En Sıcak Konular

Deprem fonları kimleri zengin etti?

0 0 0000 00:00 tsi
Deprem fonları kimleri zengin etti? Depremciler deprem yaşıyor. Ulusal Deprem Konseyi dağıtıldı! Yüzde 90’ı deprem alanı olan bir ülkede deprem konseyini kapatmak ne anlama geliyor? iyibilgi’ye konuşan Prof. Üşümezsoy ve CHP’li Karademir’in ortak iddiası şu

Ulusal Deprem Konseyi “Uygulama alanı kalmadığı” gerekçesi ile lağvedildi. 17 Ağustos 1999'da meydana gelen Marmara Depremi'nin ardından, kamuoyuna depremle ilgili doğru ve güvenilir bilgi vermek, kamu yöneticilerine danışmanlık yapmak, depremle ilgili politika ve stratejiler önermek ve araştırmak için öncelikli alanlar belirlemek amacıyla oluşturulan  Ulusal Deprem Konseyi  “uygulama alanı kalmadığı” gerekçesi ile kaldırıldı.

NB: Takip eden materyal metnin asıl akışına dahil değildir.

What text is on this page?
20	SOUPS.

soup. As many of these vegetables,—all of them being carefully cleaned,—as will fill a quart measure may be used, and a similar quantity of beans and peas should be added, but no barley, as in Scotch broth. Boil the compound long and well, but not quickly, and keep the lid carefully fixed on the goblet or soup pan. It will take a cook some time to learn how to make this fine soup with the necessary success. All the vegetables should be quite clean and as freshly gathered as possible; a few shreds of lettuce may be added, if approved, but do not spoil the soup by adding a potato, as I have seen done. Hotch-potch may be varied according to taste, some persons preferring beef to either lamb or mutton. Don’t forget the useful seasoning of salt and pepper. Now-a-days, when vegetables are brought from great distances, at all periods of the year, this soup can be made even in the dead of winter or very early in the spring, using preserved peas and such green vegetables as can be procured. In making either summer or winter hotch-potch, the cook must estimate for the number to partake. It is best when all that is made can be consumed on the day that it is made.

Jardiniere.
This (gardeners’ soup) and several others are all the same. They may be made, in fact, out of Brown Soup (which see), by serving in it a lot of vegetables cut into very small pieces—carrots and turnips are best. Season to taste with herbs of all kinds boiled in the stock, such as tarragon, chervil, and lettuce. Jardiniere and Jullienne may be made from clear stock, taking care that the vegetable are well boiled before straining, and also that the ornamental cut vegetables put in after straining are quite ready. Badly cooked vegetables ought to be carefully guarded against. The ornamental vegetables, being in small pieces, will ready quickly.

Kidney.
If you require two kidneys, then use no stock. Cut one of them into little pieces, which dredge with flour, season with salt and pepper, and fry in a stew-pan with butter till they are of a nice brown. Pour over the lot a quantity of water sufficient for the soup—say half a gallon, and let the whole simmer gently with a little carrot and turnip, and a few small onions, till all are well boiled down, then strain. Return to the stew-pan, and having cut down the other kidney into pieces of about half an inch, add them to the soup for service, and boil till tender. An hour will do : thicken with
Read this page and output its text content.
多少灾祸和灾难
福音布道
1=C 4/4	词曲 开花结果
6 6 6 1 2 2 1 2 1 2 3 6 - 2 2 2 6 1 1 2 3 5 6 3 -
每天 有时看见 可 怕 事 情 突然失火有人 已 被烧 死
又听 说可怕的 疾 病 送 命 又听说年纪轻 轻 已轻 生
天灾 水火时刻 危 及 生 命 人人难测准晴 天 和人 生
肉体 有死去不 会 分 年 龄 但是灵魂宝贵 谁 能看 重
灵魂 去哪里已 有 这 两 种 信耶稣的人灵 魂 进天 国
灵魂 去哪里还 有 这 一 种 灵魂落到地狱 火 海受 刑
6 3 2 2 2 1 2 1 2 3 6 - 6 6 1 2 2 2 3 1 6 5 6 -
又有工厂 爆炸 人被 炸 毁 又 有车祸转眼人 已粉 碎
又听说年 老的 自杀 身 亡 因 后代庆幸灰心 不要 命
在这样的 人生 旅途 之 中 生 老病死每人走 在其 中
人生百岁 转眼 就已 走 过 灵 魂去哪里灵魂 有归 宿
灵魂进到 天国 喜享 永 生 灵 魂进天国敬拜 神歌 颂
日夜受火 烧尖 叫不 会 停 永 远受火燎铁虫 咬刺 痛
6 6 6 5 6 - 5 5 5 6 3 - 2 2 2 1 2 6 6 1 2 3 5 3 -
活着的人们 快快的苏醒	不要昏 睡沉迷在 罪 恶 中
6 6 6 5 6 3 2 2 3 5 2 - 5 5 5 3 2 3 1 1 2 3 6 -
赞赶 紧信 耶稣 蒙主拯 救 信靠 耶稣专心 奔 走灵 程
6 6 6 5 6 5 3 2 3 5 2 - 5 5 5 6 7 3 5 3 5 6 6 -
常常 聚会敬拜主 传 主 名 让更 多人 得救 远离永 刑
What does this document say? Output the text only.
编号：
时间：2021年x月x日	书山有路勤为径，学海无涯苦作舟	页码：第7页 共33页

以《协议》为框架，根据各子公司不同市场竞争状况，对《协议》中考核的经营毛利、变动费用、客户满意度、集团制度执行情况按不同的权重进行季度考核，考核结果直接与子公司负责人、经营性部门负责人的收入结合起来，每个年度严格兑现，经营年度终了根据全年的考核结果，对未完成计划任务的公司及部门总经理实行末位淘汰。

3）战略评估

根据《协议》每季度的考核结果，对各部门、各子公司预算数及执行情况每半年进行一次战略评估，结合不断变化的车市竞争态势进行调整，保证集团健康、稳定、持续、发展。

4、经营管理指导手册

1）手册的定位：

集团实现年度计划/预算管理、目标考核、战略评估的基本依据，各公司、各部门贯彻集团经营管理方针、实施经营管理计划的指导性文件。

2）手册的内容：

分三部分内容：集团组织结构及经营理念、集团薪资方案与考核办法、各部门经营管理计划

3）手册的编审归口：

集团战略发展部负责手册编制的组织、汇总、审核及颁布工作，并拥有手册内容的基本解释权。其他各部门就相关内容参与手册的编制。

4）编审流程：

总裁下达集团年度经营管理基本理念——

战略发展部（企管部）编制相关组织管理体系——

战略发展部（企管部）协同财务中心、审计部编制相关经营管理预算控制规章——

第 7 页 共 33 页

Yüzde 98'i deprem kuşağında olan ülkemizde Ulusal Deprem Konseyi gibi bir kuruluşa gereksinim duyulmaması gerekçesinin bu kararı tam olarak açıklayamadığı bir gerçek. Kimi deprembilimciler bu kararı yerinde bulurken, kimileri ise bu konuda hükümete verdi veriştirdi.

Üşümezsoy: "UDK yanlışa, spekülatörlere hizmet etti"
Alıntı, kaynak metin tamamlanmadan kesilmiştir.